Die einstigen Bedenken der Forscher gegenüber der militärischen Nutzung ihrer Produkte rücken angesichts der geopolitischen Entwicklung in den Hintergrund. «Jetzt sind unsere Forschenden und Startups offener geworden für die Nutzung im Konfliktfall», sagte der Robotiker und ETH-Professor Roland Siegwart der «NZZ am Sonntag».
«Verpasste Chancen»
«Die Luftkämpfe der Zukunft werden kaum mehr mit bemannten Jets, sondern mit autonomen Drohnen durchgeführt», meint Siegwart, der mit Blick auf die jüngste Entwicklung ebenfalls von «verpassten Chancen» spricht: «Es war schon vor zehn Jahren absehbar, dass Drohnen einfach zu sehr effizienten und günstigen Waffen umgebaut werden können.»
Auch im praktischen Bereich bleibt die Schweizer Armee nicht untätig. Im Juni testete sie im Rahmen eines Feldversuchs auf dem Flugplatz Meiringen und dem Waffenplatz Bure Systeme zur Abwehr von Minidrohnen, darunter die «Drone Gun» des australischen Herstellers Drone Shield, die nicht mit Munition «ballert», sondern mit Radiowellen.
Politisch dürfte es in diesem Fall selbst von links kaum Widerstand geben. Die Nachfrage nach solchen Geräten ist allerdings gross. So hat Drone Shield gemäss der NZZ schon Kunden in mehr als 70 Ländern gewonnen. Das könnte für die Schweiz wie bei anderen Rüstungsgeschäften angesichts voller Auftragsbücher zum Problem werden.

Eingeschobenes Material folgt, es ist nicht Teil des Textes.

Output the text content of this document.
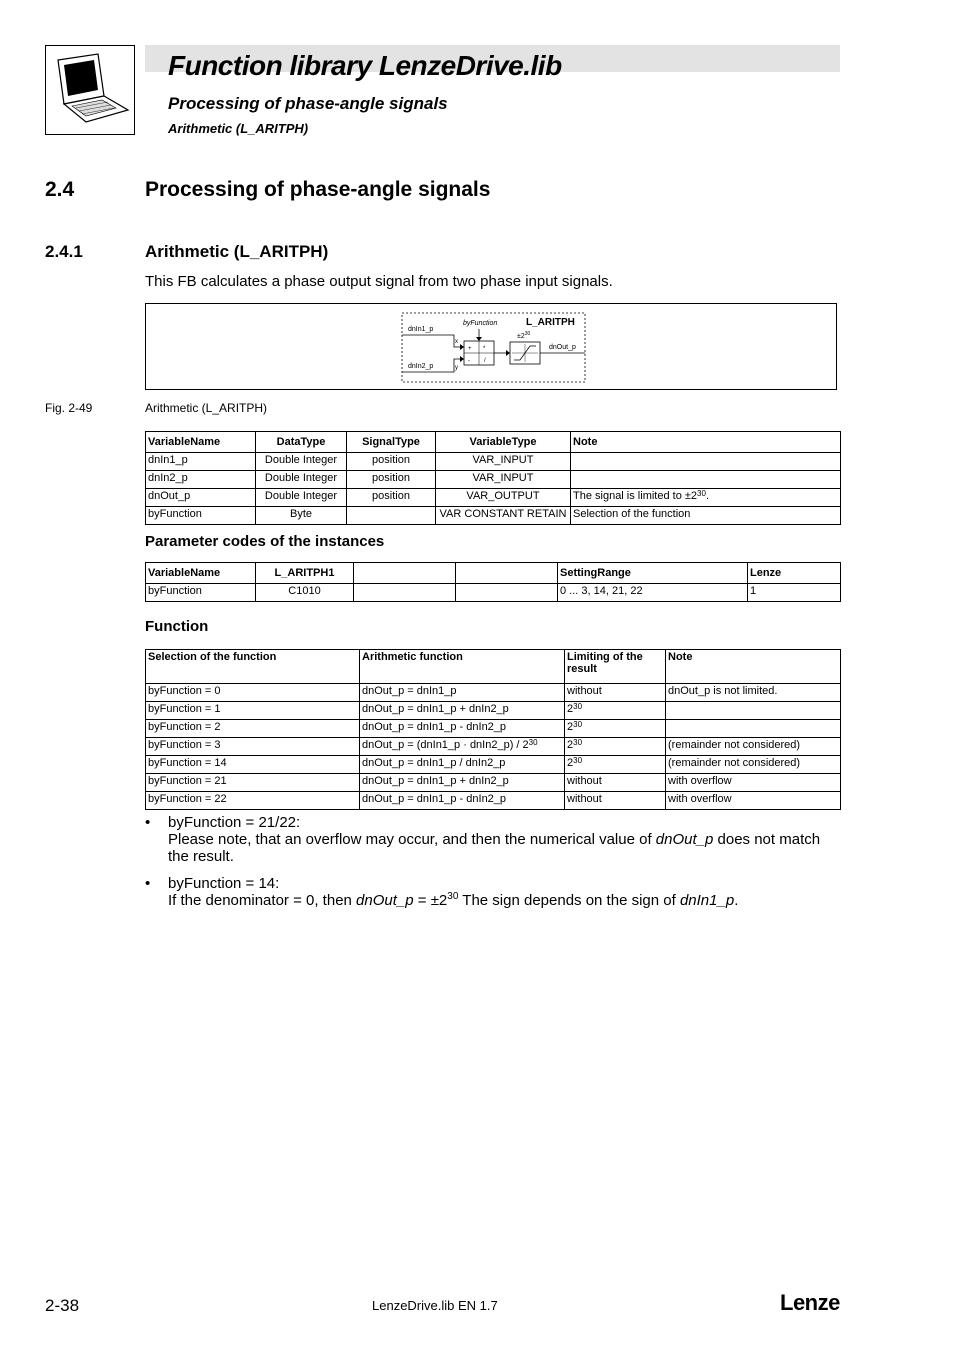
Function library LenzeDrive.lib
Processing of phase-angle signals
Arithmetic (L_ARITPH)
2.4	Processing of phase-angle signals
2.4.1	Arithmetic (L_ARITPH)
This FB calculates a phase output signal from two phase input signals.
L_ARITPH
byFunction
dnIn1_p
x
dnIn2_p	y
+ *
- /
$\pm 2^{30}$
dnOut_p
Fig. 2-49	Arithmetic (L_ARITPH)
VariableName	DataType	SignalType	VariableType	Note
dnIn1_p	Double Integer	position	VAR_INPUT	
dnIn2_p	Double Integer	position	VAR_INPUT	
dnOut_p	Double Integer	position	VAR_OUTPUT	The signal is limited to $\pm 2^{30}$.
byFunction	Byte		VAR CONSTANT RETAIN	Selection of the function
Parameter codes of the instances
VariableName	L_ARITPH1			SettingRange	Lenze
byFunction	C1010			0 ... 3, 14, 21, 22	1
Function
Selection of the function	Arithmetic function	Limiting of the result	Note
byFunction = 0	dnOut_p = dnIn1_p	without	dnOut_p is not limited.
byFunction = 1	dnOut_p = dnIn1_p + dnIn2_p	$2^{30}$	
byFunction = 2	dnOut_p = dnIn1_p - dnIn2_p	$2^{30}$	
byFunction = 3	dnOut_p = (dnIn1_p · dnIn2_p) / $2^{30}$	$2^{30}$	(remainder not considered)
byFunction = 14	dnOut_p = dnIn1_p / dnIn2_p	$2^{30}$	(remainder not considered)
byFunction = 21	dnOut_p = dnIn1_p + dnIn2_p	without	with overflow
byFunction = 22	dnOut_p = dnIn1_p - dnIn2_p	without	with overflow
• byFunction = 21/22:
Please note, that an overflow may occur, and then the numerical value of dnOut_p does not match the result.
• byFunction = 14:
If the denominator = 0, then dnOut_p = $\pm 2^{30}$ The sign depends on the sign of dnIn1_p.
2-38	LenzeDrive.lib EN 1.7	Lenze
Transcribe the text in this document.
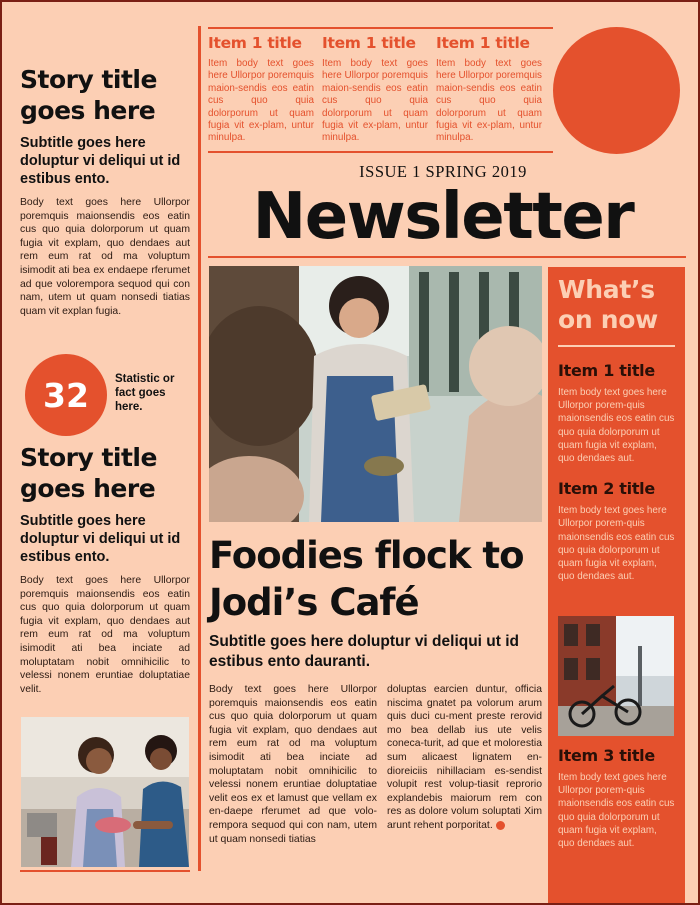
Story title goes here

Subtitle goes here doluptur vi deliqui ut id estibus ento.

Body text goes here Ullorpor poremquis maionsendis eos eatin cus quo quia dolorporum ut quam fugia vit explam, quo dendaes aut rem eum rat od ma voluptum isimodit ati bea ex endaepe rferumet ad que volorempora sequod qui con nam, utem ut quam nonsedi tiatias quam vit explan fugia.

32	Statistic or fact goes here.
Story title goes here

Subtitle goes here doluptur vi deliqui ut id estibus ento.

Body text goes here Ullorpor poremquis maionsendis eos eatin cus quo quia dolorporum ut quam fugia vit explam, quo dendaes aut rem eum rat od ma voluptum isimodit ati bea inciate ad moluptatam nobit omnihicilic to velessi nonem eruntiae doluptatiae velit.

Item 1 title

Item body text goes here Ullorpor poremquis maion-sendis eos eatin cus quo quia dolorporum ut quam fugia vit ex-plam, untur minulpa.

Item 1 title

Item body text goes here Ullorpor poremquis maion-sendis eos eatin cus quo quia dolorporum ut quam fugia vit ex-plam, untur minulpa.

Item 1 title

Item body text goes here Ullorpor poremquis maion-sendis eos eatin cus quo quia dolorporum ut quam fugia vit ex-plam, untur minulpa.

ISSUE 1 SPRING 2019
Newsletter
Foodies flock to Jodi’s Café

Subtitle goes here doluptur vi deliqui ut id estibus ento dauranti.

Body text goes here Ullorpor poremquis maionsendis eos eatin cus quo quia dolorporum ut quam fugia vit explam, quo dendaes aut rem eum rat od ma voluptum isimodit ati bea inciate ad moluptatam nobit omnihicilic to velessi nonem eruntiae doluptatiae velit eos ex et lamust que vellam ex en-daepe rferumet ad que volo-rempora sequod qui con nam, utem ut quam nonsedi tiatias

doluptas earcien duntur, officia niscima gnatet pa volorum arum quis duci cu-ment preste rerovid mo bea dellab ius ute velis coneca-turit, ad que et molorestia sum alicaest lignatem en-dioreiciis nihillaciam es-sendist volupit rest volup-tiasit reprorio explandebis maiorum rem con res as dolore volum soluptati Xim arunt rehent porporitat.

What’s on now
Item 1 title

Item body text goes here Ullorpor porem-quis maionsendis eos eatin cus quo quia dolorporum ut quam fugia vit explam, quo dendaes aut.

Item 2 title

Item body text goes here Ullorpor porem-quis maionsendis eos eatin cus quo quia dolorporum ut quam fugia vit explam, quo dendaes aut.

Item 3 title

Item body text goes here Ullorpor porem-quis maionsendis eos eatin cus quo quia dolorporum ut quam fugia vit explam, quo dendaes aut.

Es könnte länger dauern als erhofft, und für ETH-Forscher Ivo Capaul besteht die Gefahr, dass ein Drohnenabwehrsystem «bereits veraltet» ist, wenn es in Dienst gestellt werden kann. Wie schnell das gehen kann, zeigt die israelische Hermes-900-Drohne, die der Schweiz viel Ärger bereitet und von Lästermäulern als «Dinosaurier» verspottet wird.